Thursday, April 18, 2013

REVIEW—The Five Stages of Collapse by Dmitry Orlov

The writing of this book was a rotten job, but it was absolutely necessary. If someone had to do it, I am very glad that it was Dmitry Orlov. Without his wit, alacrity and experience, the task of beating the horse of the Cartesian approach to understanding our dying world to death would have resulted in something unbearably maddening, dry and uninspiring. In this book he sneaks some LOLROF side-splitters in when you least expect them. One gathers from Orlov’s painstaking efforts, the futility of looking to outdated constructs and philosophies for understanding and relief from a crisis that demands complete innovation and inspiration.

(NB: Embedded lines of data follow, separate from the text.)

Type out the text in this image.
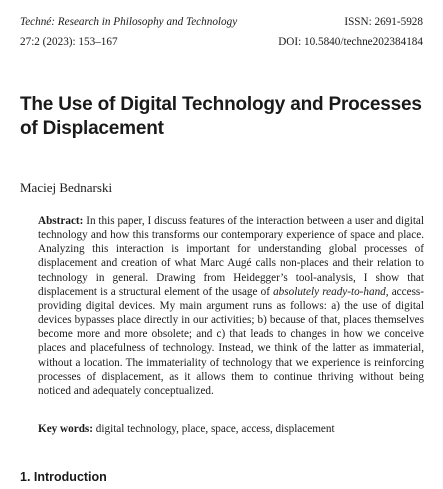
Techné: Research in Philosophy and Technology	ISSN: 2691-5928
27:2 (2023): 153–167	DOI: 10.5840/techne202384184
The Use of Digital Technology and Processes of Displacement
Maciej Bednarski

Abstract: In this paper, I discuss features of the interaction between a user and digital technology and how this transforms our contemporary experience of space and place. Analyzing this interaction is important for understanding global processes of displacement and creation of what Marc Augé calls non-places and their relation to technology in general. Drawing from Heidegger’s tool-analysis, I show that displacement is a structural element of the usage of absolutely ready-to-hand, access-providing digital devices. My main argument runs as follows: a) the use of digital devices bypasses place directly in our activities; b) because of that, places themselves become more and more obsolete; and c) that leads to changes in how we conceive places and placefulness of technology. Instead, we think of the latter as immaterial, without a location. The immateriality of technology that we experience is reinforcing processes of displacement, as it allows them to continue thriving without being noticed and adequately conceptualized.

Key words: digital technology, place, space, access, displacement
1. Introduction
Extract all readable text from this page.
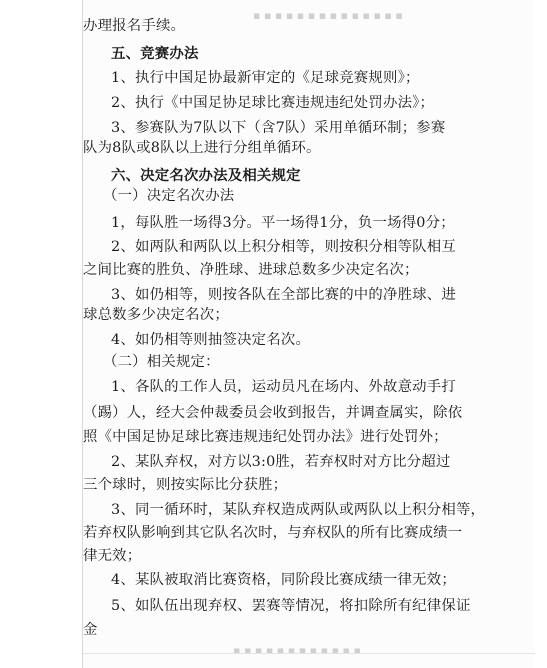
▪ ▪ ▪ ▪ ▪ ▪ ▪ ▪ ▪ ▪ ▪ ▪ ▪ ▪
办理报名手续。
五、竞赛办法
1、执行中国足协最新审定的《足球竞赛规则》；
2、执行《中国足协足球比赛违规违纪处罚办法》；
3、参赛队为7队以下（含7队）采用单循环制；参赛
队为8队或8队以上进行分组单循环。
六、决定名次办法及相关规定
（一）决定名次办法
1，每队胜一场得3分。平一场得1分，负一场得0分；
2、如两队和两队以上积分相等，则按积分相等队相互
之间比赛的胜负、净胜球、进球总数多少决定名次；
3、如仍相等，则按各队在全部比赛的中的净胜球、进
球总数多少决定名次；
4、如仍相等则抽签决定名次。
（二）相关规定：
1、各队的工作人员，运动员凡在场内、外故意动手打
（踢）人，经大会仲裁委员会收到报告，并调查属实，除依
照《中国足协足球比赛违规违纪处罚办法》进行处罚外；
2、某队弃权，对方以3:0胜，若弃权时对方比分超过
三个球时，则按实际比分获胜；
3、同一循环时，某队弃权造成两队或两队以上积分相等，
若弃权队影响到其它队名次时，与弃权队的所有比赛成绩一
律无效；
4、某队被取消比赛资格，同阶段比赛成绩一律无效；
5、如队伍出现弃权、罢赛等情况，将扣除所有纪律保证
金
▪ ▪ ▪ ▪ ▪ ▪ ▪ ▪ ▪ ▪ ▪ ▪
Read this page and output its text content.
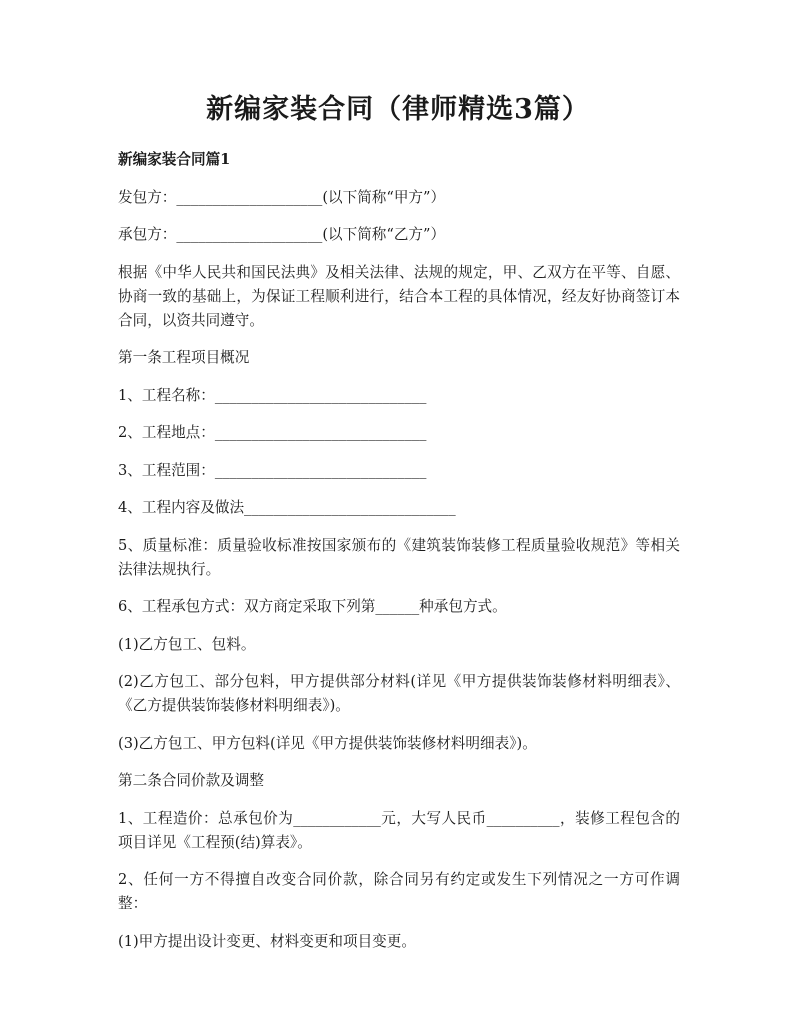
新编家装合同（律师精选3篇）

新编家装合同篇1

发包方：____________________(以下简称“甲方”）

承包方：____________________(以下简称“乙方”）

根据《中华人民共和国民法典》及相关法律、法规的规定，甲、乙双方在平等、自愿、协商一致的基础上，为保证工程顺利进行，结合本工程的具体情况，经友好协商签订本合同，以资共同遵守。

第一条工程项目概况

1、工程名称：_____________________________

2、工程地点：_____________________________

3、工程范围：_____________________________

4、工程内容及做法_____________________________

5、质量标准：质量验收标准按国家颁布的《建筑装饰装修工程质量验收规范》等相关法律法规执行。

6、工程承包方式：双方商定采取下列第______种承包方式。

(1)乙方包工、包料。

(2)乙方包工、部分包料，甲方提供部分材料(详见《甲方提供装饰装修材料明细表》、《乙方提供装饰装修材料明细表》)。

(3)乙方包工、甲方包料(详见《甲方提供装饰装修材料明细表》)。

第二条合同价款及调整

1、工程造价：总承包价为____________元，大写人民币__________，装修工程包含的项目详见《工程预(结)算表》。

2、任何一方不得擅自改变合同价款，除合同另有约定或发生下列情况之一方可作调整：

(1)甲方提出设计变更、材料变更和项目变更。
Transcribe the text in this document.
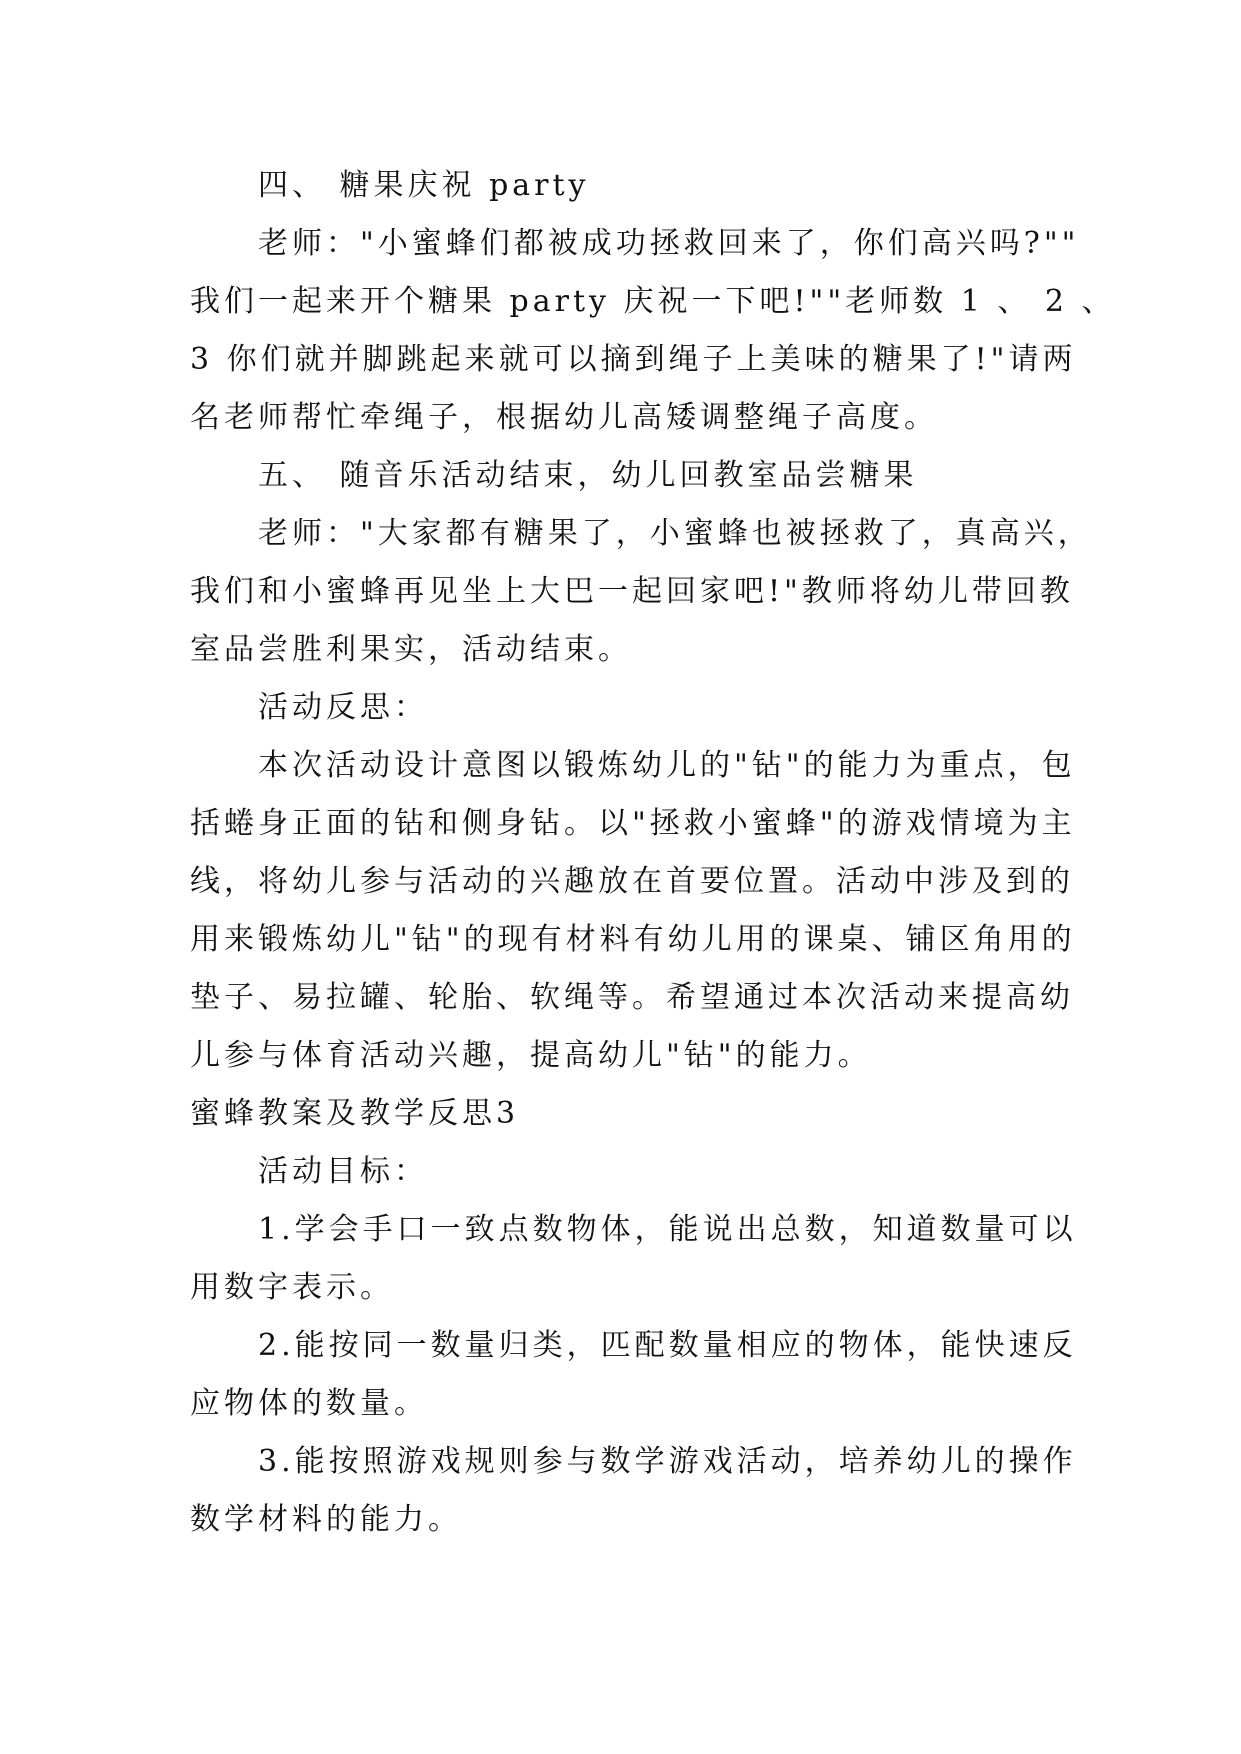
四、 糖果庆祝 party
老师："小蜜蜂们都被成功拯救回来了，你们高兴吗?""
我们一起来开个糖果 party 庆祝一下吧!""老师数 1 、 2 、
3 你们就并脚跳起来就可以摘到绳子上美味的糖果了!"请两
名老师帮忙牵绳子，根据幼儿高矮调整绳子高度。
五、 随音乐活动结束，幼儿回教室品尝糖果
老师："大家都有糖果了，小蜜蜂也被拯救了，真高兴，
我们和小蜜蜂再见坐上大巴一起回家吧!"教师将幼儿带回教
室品尝胜利果实，活动结束。
活动反思：
本次活动设计意图以锻炼幼儿的"钻"的能力为重点，包
括蜷身正面的钻和侧身钻。以"拯救小蜜蜂"的游戏情境为主
线，将幼儿参与活动的兴趣放在首要位置。活动中涉及到的
用来锻炼幼儿"钻"的现有材料有幼儿用的课桌、铺区角用的
垫子、易拉罐、轮胎、软绳等。希望通过本次活动来提高幼
儿参与体育活动兴趣，提高幼儿"钻"的能力。
蜜蜂教案及教学反思3
活动目标：
1.学会手口一致点数物体，能说出总数，知道数量可以
用数字表示。
2.能按同一数量归类，匹配数量相应的物体，能快速反
应物体的数量。
3.能按照游戏规则参与数学游戏活动，培养幼儿的操作
数学材料的能力。
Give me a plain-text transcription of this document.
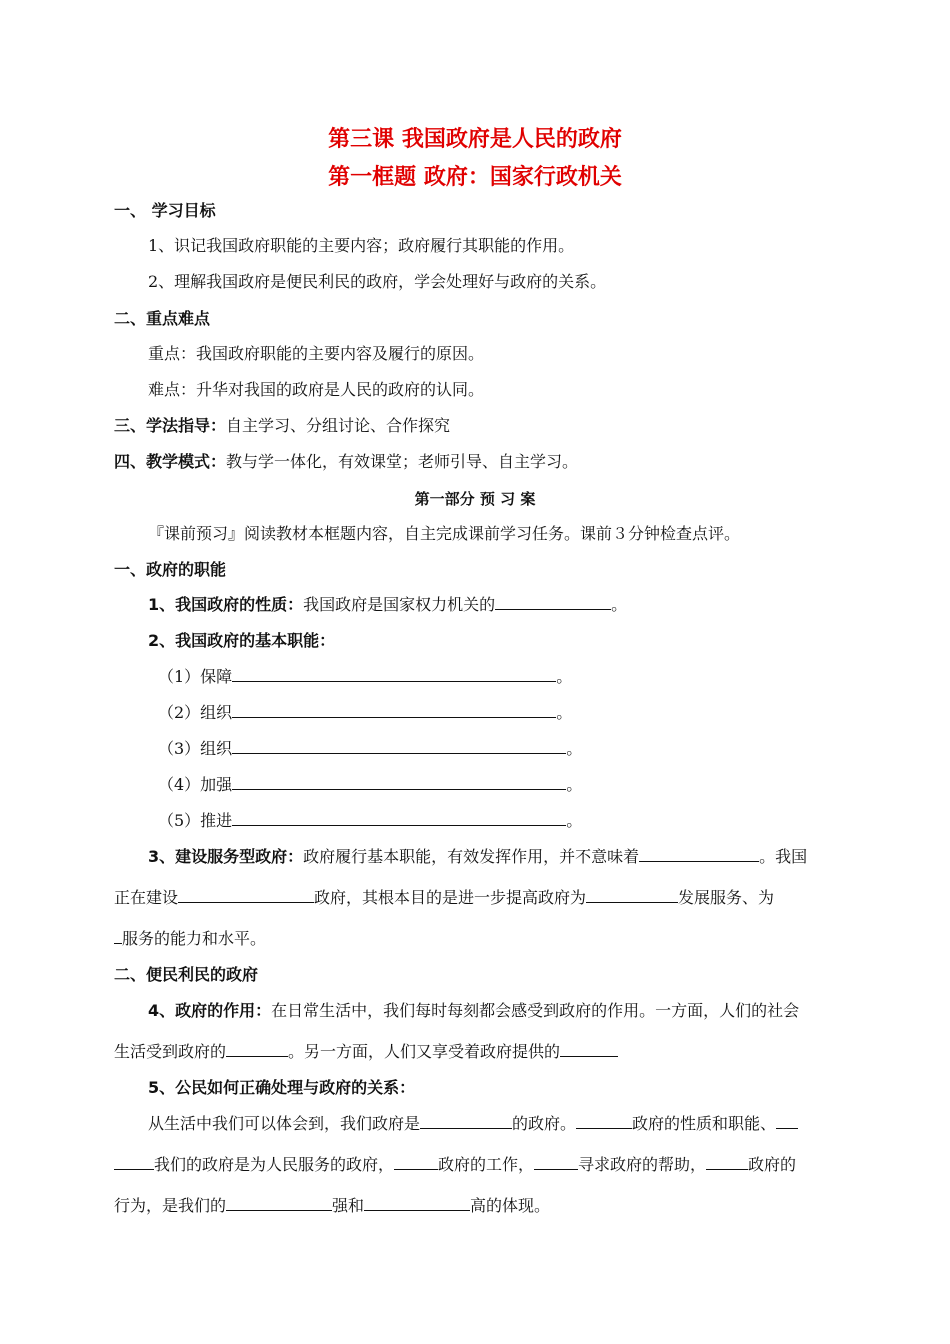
第三课 我国政府是人民的政府
第一框题 政府：国家行政机关
一、 学习目标
1、识记我国政府职能的主要内容；政府履行其职能的作用。
2、理解我国政府是便民利民的政府，学会处理好与政府的关系。
二、重点难点
重点：我国政府职能的主要内容及履行的原因。
难点：升华对我国的政府是人民的政府的认同。
三、学法指导：自主学习、分组讨论、合作探究
四、教学模式：教与学一体化，有效课堂；老师引导、自主学习。
第一部分 预 习 案
『课前预习』阅读教材本框题内容，自主完成课前学习任务。课前３分钟检查点评。
一、政府的职能
1、我国政府的性质：我国政府是国家权力机关的	。
2、我国政府的基本职能：
（1）保障	。
（2）组织	。
（3）组织	。
（4）加强	。
（5）推进	。
3、建设服务型政府：政府履行基本职能，有效发挥作用，并不意味着	。我国
正在建设	政府，其根本目的是进一步提高政府为	发展服务、为
服务的能力和水平。
二、便民利民的政府
4、政府的作用：在日常生活中，我们每时每刻都会感受到政府的作用。一方面，人们的社会
生活受到政府的	。另一方面，人们又享受着政府提供的
5、公民如何正确处理与政府的关系：
从生活中我们可以体会到，我们政府是	的政府。	政府的性质和职能、
我们的政府是为人民服务的政府，	政府的工作，	寻求政府的帮助，	政府的
行为，是我们的	强和	高的体现。
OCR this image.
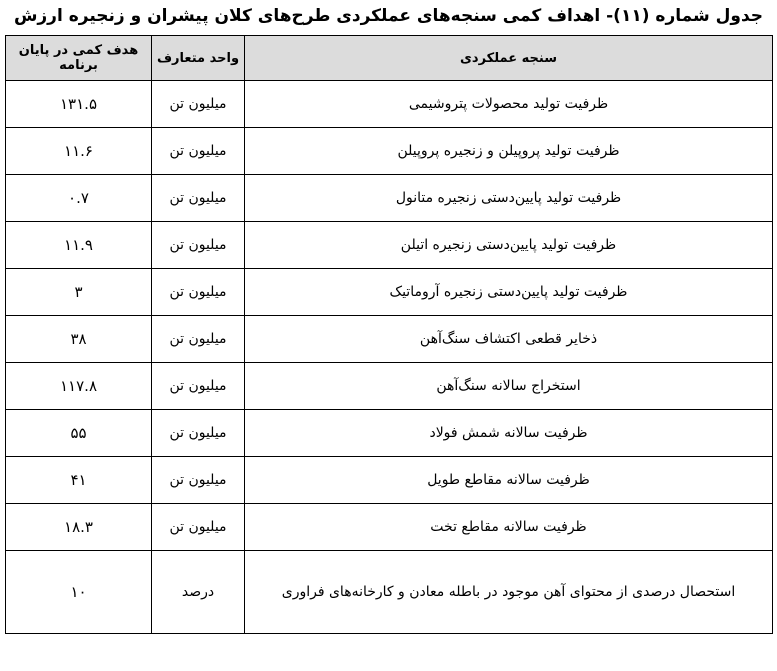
جدول شماره (۱۱)- اهداف کمی سنجه‌های عملکردی طرح‌های کلان پیشران و زنجیره ارزش
سنجه عملکردی	واحد متعارف	هدف کمی در پایان برنامه
ظرفیت تولید محصولات پتروشیمی	میلیون تن	۱۳۱.۵
ظرفیت تولید پروپیلن و زنجیره پروپیلن	میلیون تن	۱۱.۶
ظرفیت تولید پایین‌دستی زنجیره متانول	میلیون تن	۰.۷
ظرفیت تولید پایین‌دستی زنجیره اتیلن	میلیون تن	۱۱.۹
ظرفیت تولید پایین‌دستی زنجیره آروماتیک	میلیون تن	۳
ذخایر قطعی اکتشاف سنگ‌آهن	میلیون تن	۳۸
استخراج سالانه سنگ‌آهن	میلیون تن	۱۱۷.۸
ظرفیت سالانه شمش فولاد	میلیون تن	۵۵
ظرفیت سالانه مقاطع طویل	میلیون تن	۴۱
ظرفیت سالانه مقاطع تخت	میلیون تن	۱۸.۳
استحصال درصدی از محتوای آهن موجود در باطله معادن و کارخانه‌های فراوری	درصد	۱۰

Reading closely, one sees Orlov carefully planting seeds of reconciliation with our planet and each other throughout—as a fundamental baseline. He arrives at places outside the box of the current meme by using methodologies and analyses that are sacramental within the meme. That’s an achievement. Perhaps in his next book he will stand on that ground more forcefully and tell us what he sees. We don’t need to understand collapse right now as much as we need to survive it. And that is where Dmitry Orlov rises through the rubble and gives us magnificent gems like this: “At the rock bottom of human survival, there is no individual and there is no state; there is only the family, or, if there isn’t, there is something that’s not quite human—or there is nothing at all.”

Michael C. Ruppert

4 comments:

Anonymous said...

@Rupppert

So is Dmitry one of your hundred monkeys or are you one of his?

Dr. Doom said...

I think Mike's review is honest to a fault. It would have been nice to see a bit more discussion of the book. I'm buying one regardless, just reviewing all-too-brief Ruppert review.

BTW, Carolyn Baker did a great job with her review. She's preaching the choir here, of course.

Stanislav Datskovskiy said...

Dmitri, have you read Edward Goldsmith's "The Great U-turn: de-industrializing society"?

I stumbled across this piece in a dead-tree store yesterday, and every page in this well-researched and enlightening book reminds me of your ideas.

Jean-Paul Printemps said...

I like that Ruppert eschews the Cartesian approach. Truly we are dealing with something that is off the chart!